Filipino workers face a bleaker future when they retire compared to their counterparts in other Asian nations not only because Filipinos are the least literate financially but because they did not save enough for their retirement.
A retirement survey held in 10 countries in Asia showed that only two-thirds of today’s Filipino workers expect to receive pension benefit when they retire.
The East Asia Retirement Survey (Wave 2) published by Richard Jackson and Tobias Peter, president and research associate of the Global Aging Institute, revealed that retirement insecurity is growing in the Philippines even if almost all retirees can depend on family support.
The survey showed that the retirement prospects in most Asean countries are bright except in the Philippines.
Although 68 percent of workers expect to receive benefits from the Social Security System or the Government Service Insurance System when they retire, one-third of today’s workers expect to get no retirement benefits of any kind.
A paltry eight percent expect income from insurance or annuity products or mutual funds when in retirement.
Also, the survey revealed that Filipinos are anxious about their retirement security.
The main concerns of workers are being poor in retirement, exhausting their savings, being poor in health and having no one to care for them and being a burden to their children.
Yet, despite these fears, Filipino workers are not taking steps to secure their future, the pollster said.

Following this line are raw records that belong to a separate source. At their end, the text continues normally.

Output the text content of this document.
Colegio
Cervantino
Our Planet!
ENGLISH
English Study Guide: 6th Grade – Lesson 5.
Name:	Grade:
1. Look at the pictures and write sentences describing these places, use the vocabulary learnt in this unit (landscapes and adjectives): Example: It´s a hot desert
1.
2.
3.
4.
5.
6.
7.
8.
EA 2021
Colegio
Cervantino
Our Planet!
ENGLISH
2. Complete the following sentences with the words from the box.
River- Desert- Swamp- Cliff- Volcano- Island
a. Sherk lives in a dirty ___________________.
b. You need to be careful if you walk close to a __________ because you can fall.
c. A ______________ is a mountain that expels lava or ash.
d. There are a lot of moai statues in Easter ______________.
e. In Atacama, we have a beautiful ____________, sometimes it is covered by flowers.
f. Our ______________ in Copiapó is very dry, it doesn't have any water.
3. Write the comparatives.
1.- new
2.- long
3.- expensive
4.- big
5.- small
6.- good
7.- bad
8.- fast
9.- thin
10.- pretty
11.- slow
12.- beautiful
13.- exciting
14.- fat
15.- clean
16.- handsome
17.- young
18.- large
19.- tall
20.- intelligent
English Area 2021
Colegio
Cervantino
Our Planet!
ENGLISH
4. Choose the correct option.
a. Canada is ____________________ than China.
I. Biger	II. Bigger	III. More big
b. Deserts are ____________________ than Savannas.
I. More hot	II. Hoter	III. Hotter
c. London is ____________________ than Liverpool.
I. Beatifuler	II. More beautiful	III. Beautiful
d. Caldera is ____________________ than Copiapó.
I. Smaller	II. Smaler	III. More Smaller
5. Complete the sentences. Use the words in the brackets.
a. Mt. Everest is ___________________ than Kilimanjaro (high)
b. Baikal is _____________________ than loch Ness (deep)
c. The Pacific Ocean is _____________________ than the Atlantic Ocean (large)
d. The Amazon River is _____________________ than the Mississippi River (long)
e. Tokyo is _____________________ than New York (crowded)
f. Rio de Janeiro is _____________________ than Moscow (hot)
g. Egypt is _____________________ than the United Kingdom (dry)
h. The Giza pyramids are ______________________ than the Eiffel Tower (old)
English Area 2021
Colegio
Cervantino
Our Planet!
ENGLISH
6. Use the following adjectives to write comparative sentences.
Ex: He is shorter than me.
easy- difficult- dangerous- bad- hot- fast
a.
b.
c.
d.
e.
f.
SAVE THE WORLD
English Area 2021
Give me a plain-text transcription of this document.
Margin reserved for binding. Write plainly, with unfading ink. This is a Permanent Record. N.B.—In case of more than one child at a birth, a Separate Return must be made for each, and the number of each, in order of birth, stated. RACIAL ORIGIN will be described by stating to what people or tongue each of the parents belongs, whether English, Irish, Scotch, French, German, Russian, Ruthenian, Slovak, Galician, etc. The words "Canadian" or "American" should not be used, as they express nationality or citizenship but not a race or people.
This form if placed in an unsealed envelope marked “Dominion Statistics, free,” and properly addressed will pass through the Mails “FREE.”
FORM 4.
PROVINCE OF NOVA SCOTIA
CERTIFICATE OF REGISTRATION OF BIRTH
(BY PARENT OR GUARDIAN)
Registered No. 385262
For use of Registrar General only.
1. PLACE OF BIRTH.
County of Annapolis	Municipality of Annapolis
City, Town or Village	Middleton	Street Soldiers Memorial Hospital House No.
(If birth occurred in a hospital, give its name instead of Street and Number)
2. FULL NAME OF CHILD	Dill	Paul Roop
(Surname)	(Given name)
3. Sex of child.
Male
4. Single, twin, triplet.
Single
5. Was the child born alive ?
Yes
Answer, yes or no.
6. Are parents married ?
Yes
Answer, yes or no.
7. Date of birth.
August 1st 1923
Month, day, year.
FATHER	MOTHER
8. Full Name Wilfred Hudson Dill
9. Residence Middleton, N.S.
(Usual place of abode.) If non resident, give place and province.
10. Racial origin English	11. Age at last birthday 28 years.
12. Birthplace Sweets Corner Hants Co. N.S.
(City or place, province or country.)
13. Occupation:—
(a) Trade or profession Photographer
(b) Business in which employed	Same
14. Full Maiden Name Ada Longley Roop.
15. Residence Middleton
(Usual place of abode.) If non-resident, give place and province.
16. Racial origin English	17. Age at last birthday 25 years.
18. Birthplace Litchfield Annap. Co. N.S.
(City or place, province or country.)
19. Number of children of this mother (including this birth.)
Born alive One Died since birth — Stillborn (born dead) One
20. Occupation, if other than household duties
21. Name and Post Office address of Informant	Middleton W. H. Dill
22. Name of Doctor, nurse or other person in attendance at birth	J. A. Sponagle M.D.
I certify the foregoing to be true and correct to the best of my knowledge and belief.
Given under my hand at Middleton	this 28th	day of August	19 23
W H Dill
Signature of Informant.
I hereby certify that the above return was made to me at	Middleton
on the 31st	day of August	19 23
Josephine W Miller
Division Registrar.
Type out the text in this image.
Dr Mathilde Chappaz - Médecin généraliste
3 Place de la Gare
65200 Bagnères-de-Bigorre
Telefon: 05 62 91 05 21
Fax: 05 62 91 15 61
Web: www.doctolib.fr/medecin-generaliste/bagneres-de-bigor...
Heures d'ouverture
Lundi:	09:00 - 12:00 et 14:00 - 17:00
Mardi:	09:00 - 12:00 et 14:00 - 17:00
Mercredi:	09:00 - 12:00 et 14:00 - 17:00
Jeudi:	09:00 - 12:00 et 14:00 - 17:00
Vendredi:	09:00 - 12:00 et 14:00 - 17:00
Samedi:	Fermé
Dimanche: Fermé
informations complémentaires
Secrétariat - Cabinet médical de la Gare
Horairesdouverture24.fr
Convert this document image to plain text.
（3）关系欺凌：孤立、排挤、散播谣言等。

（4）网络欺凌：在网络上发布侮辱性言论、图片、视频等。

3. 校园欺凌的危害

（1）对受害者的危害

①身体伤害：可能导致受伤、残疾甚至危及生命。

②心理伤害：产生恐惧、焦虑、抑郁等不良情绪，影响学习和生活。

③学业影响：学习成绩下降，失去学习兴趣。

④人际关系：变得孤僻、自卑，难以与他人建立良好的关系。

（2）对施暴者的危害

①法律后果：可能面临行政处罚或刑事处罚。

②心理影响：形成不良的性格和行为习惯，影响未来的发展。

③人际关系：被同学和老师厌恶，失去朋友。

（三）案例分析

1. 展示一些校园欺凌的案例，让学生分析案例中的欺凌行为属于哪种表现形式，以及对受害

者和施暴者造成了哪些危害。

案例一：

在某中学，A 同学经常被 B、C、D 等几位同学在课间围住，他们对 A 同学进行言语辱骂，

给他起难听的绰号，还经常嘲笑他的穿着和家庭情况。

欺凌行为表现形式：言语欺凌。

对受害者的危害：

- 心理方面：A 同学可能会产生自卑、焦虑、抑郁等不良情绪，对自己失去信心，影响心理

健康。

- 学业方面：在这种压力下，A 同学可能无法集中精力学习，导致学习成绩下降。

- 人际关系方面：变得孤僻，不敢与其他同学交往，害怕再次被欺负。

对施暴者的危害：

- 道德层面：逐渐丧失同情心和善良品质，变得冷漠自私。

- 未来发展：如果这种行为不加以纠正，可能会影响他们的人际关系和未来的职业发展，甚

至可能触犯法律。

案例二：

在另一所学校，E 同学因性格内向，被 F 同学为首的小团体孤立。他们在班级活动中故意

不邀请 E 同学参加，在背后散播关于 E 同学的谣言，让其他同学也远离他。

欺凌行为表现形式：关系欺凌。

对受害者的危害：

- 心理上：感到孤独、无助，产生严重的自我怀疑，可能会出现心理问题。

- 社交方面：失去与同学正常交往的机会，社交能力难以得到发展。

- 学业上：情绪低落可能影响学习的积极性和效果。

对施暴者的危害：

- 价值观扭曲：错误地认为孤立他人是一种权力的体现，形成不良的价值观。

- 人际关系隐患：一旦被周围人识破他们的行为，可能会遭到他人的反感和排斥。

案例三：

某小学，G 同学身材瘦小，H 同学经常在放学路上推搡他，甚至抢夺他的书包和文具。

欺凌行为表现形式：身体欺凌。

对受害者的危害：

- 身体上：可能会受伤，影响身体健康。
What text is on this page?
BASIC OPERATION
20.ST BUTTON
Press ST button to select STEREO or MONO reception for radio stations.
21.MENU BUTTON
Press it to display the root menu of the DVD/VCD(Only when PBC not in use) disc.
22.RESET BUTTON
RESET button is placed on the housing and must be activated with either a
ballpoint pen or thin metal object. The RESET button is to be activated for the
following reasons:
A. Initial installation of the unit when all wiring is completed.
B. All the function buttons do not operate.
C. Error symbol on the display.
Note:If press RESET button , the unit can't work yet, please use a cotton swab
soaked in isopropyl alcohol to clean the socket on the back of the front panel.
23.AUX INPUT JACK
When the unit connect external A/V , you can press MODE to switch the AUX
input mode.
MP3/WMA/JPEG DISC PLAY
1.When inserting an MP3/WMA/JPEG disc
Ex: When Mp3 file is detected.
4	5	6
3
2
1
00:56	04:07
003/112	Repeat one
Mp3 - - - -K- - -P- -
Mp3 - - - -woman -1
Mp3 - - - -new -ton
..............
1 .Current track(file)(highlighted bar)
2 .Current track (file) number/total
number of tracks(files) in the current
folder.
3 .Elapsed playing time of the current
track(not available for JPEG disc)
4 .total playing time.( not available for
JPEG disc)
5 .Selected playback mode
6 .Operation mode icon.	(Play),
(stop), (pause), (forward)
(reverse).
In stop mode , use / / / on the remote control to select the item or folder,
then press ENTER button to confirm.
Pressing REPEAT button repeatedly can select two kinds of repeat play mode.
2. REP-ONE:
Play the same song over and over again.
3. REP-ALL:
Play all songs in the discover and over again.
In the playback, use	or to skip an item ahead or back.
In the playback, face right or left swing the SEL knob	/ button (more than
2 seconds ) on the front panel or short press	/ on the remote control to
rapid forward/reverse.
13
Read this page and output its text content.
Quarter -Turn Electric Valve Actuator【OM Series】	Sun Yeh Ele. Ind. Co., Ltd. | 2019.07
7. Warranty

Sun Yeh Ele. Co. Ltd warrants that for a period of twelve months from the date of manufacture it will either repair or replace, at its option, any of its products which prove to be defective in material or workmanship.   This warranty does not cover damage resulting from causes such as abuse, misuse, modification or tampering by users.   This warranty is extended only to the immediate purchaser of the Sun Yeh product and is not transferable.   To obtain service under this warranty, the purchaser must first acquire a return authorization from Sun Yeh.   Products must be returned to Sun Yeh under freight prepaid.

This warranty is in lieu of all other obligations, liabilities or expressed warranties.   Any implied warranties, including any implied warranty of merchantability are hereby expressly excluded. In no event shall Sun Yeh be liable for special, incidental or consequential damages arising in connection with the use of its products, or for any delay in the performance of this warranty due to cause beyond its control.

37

“Among those who expect to receive a state pension benefit, 87 percent worry that the government will reduce it, a larger share than in any other country surveyed. One would hope that the high level of anxiety expressed by today’s workers about their future retirement security would spur them to take steps to improve it. Yet just 12 percent report that they are saving more for retirement now than they were three years ago, fewer than in any other country surveyed,” it added.
The other countries surveyed were China, Hong Kong, Indonesia, Malaysia, Singapore, South Korea, Taiwan, Thailand and Vietnam.
The level of support retirees can expect to get from their families is also waning.
The survey conducted in 2014 revealed that only one out of 10 Filipinos believes that the family should be responsible for providing income to retired people.
Although a great majority of workers expect to live with their grown children when they retire, the traditional concept that the family should take care of a retiree is weakening.
When asked who should give support to retirees, 66 percent of those polled said it should be the government, the highest among all the countries polled.
Despite their not-so rosy retirement prospects, Filipinos remain optimistic about the future, with 55 percent believing that each new generation of workers will have a higher living standard than the previous one.
They also agree that each new generation of retirees will have a more secure future.
“Although this optimism may be understandable in a demographically youthful nation that is beginning to take off economically, it could become an obstacle to needed reforms,” the pollster said.
“Filipinos are right to be anxious about their retirement prospects, and without significant reforms the reason for concern will grow. But their high level of support for a savings mandate, together with their positive attitudes give reason to hope that the low level of retirement preparedness in the Philippines may over time improve,” it added.